I’m not really given to resolutions. Statistically, they don’t really work, so there’s the pragmatic objection. But more than that, I object as well to starting the year with an emphasis on unworthiness, even Calvinist that I am. I still believe that, in this moment and in all the moments that will follow, God will not love us any less than God does right now. Nor will God love us any more after a program of self-improvement.
So, if you read no further, start 2025 being reminded of your absolute belovedness. Full stop.
It was Flannery O’Connor in her essay “The Church and the Fiction Writer” who deemed this paradox the “central Christian mystery” for the Church: “that it has, for all its horror, been found by God to be worth dying for.” But it’s a paradox I find comforting: God not only knows of all the “horrors” of human life, but God experienced them directly as Emmanuel.
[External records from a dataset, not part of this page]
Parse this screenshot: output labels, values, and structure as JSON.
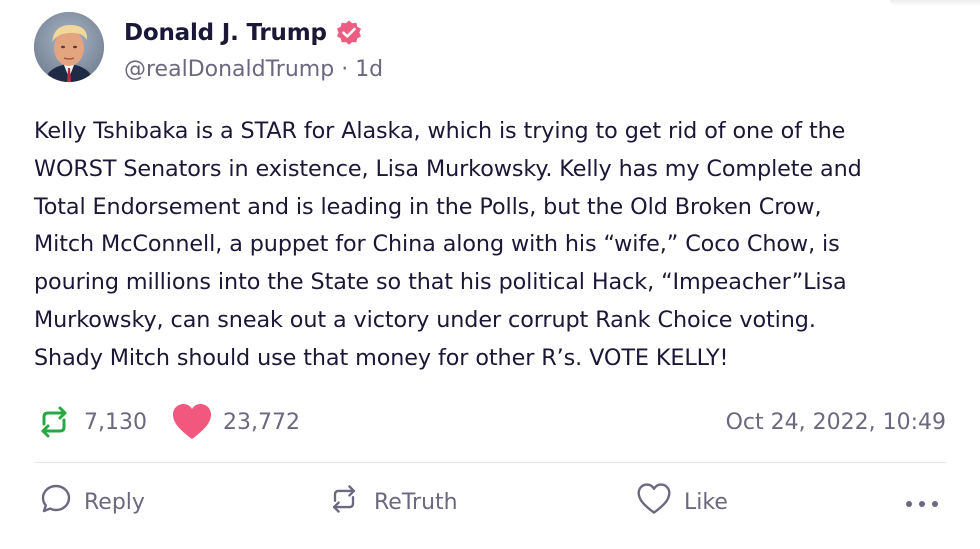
{
  "author": {
    "display_name": "Donald J. Trump",
    "handle": "@realDonaldTrump",
    "separator": "·",
    "age": "1d",
    "verified": true,
    "verified_color": "#ec5d82"
  },
  "post": {
    "text": "Kelly Tshibaka is a STAR for Alaska, which is trying to get rid of one of the\nWORST Senators in existence, Lisa Murkowsky. Kelly has my Complete and\nTotal Endorsement and is leading in the Polls, but the Old Broken Crow,\nMitch McConnell, a puppet for China along with his “wife,” Coco Chow, is\npouring millions into the State so that his political Hack, “Impeacher”Lisa\nMurkowsky, can sneak out a victory under corrupt Rank Choice voting.\nShady Mitch should use that money for other R’s. VOTE KELLY!"
  },
  "stats": {
    "retruths": "7,130",
    "likes": "23,772",
    "timestamp": "Oct 24, 2022, 10:49",
    "retruth_icon": "retruth-icon",
    "like_icon": "heart-filled-icon",
    "retruth_color": "#27a844",
    "like_color": "#f2587d"
  },
  "actions": {
    "reply_label": "Reply",
    "retruth_label": "ReTruth",
    "like_label": "Like",
    "reply_icon": "comment-bubble-icon",
    "retruth_icon": "retruth-icon",
    "like_icon": "heart-outline-icon",
    "more_icon": "more-dots-icon"
  }
}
God never leaves us alone in the wreckage. Ever.
Perhaps the redeemable part of the urge towards New Year’s resolutions, then, is that they express a desire for intentionality. In our personal liturgical calendars, the turn of a new year at its best can bring a reminder that the habits of heart and mind that we practice (or don’t) are profoundly shaping. Perhaps we should consider these less resolutions and more inventories of spiritual health.
This week, I was quite taken by a note in Nadia Bolz-Weber’s Substack. Celebrating her 33rd year of sobriety, she observed: “The more I think about it, the more convinced I am that the opposite of gratitude isn’t ingratitude, it’s entitlement.” That’s it, isn’t it? That’s going to be my orienting sentence for 2025.
And it made me think of how, practically, to foster that habit. This past year, I’ve been drawn to writers and artists who have been focusing on cultivating joy: for example, it’s the center of Ross Gay’s books, such as Inciting Joy and The Book of Delights, and it’s a recurrent theme in the singer-songwriter Carrie Newcomer’s Substack, A Gathering of Spirits. Both Gay and Newcomer focus on seeing joy in the everyday and encourage their readers to chronicle their own small joys. As a stay against “horror” and everything we bring with us into another year—and all that we can’t even imagine yet. And to do so intentionally. So, in that spirit, here are three things I’m looking forward to. What are yours?
Top Three Things I’m Looking Forward To
- Reading: Jane Zwart’s first book, coming in October, Oddest and Oldest and Saddest and Best (Orison Books)
- Travel: returning to a country that I’ve wanted to visit again for over 40 years and exploring a new country that I’ve been eager to learn more about
- Teaching: preparing a new class on Jane Austen and the history of the novel
To help, I’ve decided to pick a poem of the year, too. It’s a well-known one from Mary Oliver, but it names the paradox and celebrates the plentitude.
May your joy increase. Let’s not settle for crumbs in 2025. Happy New Year!
Don't Hesitate
by Mary Oliver
If you suddenly and unexpectedly feel joy,
don’t hesitate. Give in to it. There are plenty
of lives and whole towns destroyed or about
to be. We are not wise, and not very often
kind. And much can never be redeemed.
Still, life has some possibility left. Perhaps this
is its way of fighting back, that sometimes
something happens better than all the riches
or power in the world. It could be anything,
but very likely you notice it in the instant
when love begins. Anyway, that’s often the
case. Anyway, whatever it is, don’t be afraid
of its plenty. Joy is not made to be a crumb.
Photo by Glenn Carstens-Peters on Unsplash
What a great first thing to read in the new year. Let’s not settle for crumbs. Indeed. Thanks Jennifer.
What a goodness, your voice on the page. And Reformed Journal space for pondering paradox. Thank you!
Lovely thoughts Jennifer, thank you. The ingratitude of entitlement is so, so true, rooted in anger and self-absorption-those vices that strangle and divide. May your new year be filled with learning, and your travel with humbling enlightenment. As always, I adore every jot and tittle of the way your heart and mind and soul teleport to paper.
“Joy is not meant to be a crumb.” Take, eat, remember and believe. Thank you, Jennifer and Mary Oliver.
Thank you, Jennifer. I will copy your second paragraph into my journal and dog-ear the page for daily reference. May your year be filled with joy!
Yes. All of this. And that Nadia Bolz-Weber quote — wow. Orienting indeed. Thank you, Jennifer.
Joy is sometimes fleeting; if you blink you will miss it. So you do have to keep your eyes open as Mary Oliver suggests and you Jennifer so beautifully remind us. Thank you.
Earlier this week, I caught a fleeting glimpse of a perfect snowflake stopping by in a windstorm captured by Christy Berghoef in a Substack video entitled “The Earth is Terrifying; the Earth is Beautiful”.
Sometimes I need the paradox of the depth of the bad to appreciate the joy in the good.
https://substack.com/@christyberghoef/note/c-83194808?r=1wyz37&utm_medium=ios&utm_source=notes-share-action
Thanks for this thought provoking piece and its Mary Oliver finale!
But I ponder as to what’s wrong with crumbs? Although small, they can be powerfully satisfying. Think Matthew 15:27. The overflow from Jesus’ table suggested an abundance that met the woman’s need. A crumb of God’s Love may be all we need for Joy. Maybe more than that might lead us to that opposite of gratitude, entitlement. 🤔
Have faith in the mystery of the crumb. My New Year’s resolution: go for the crumbs!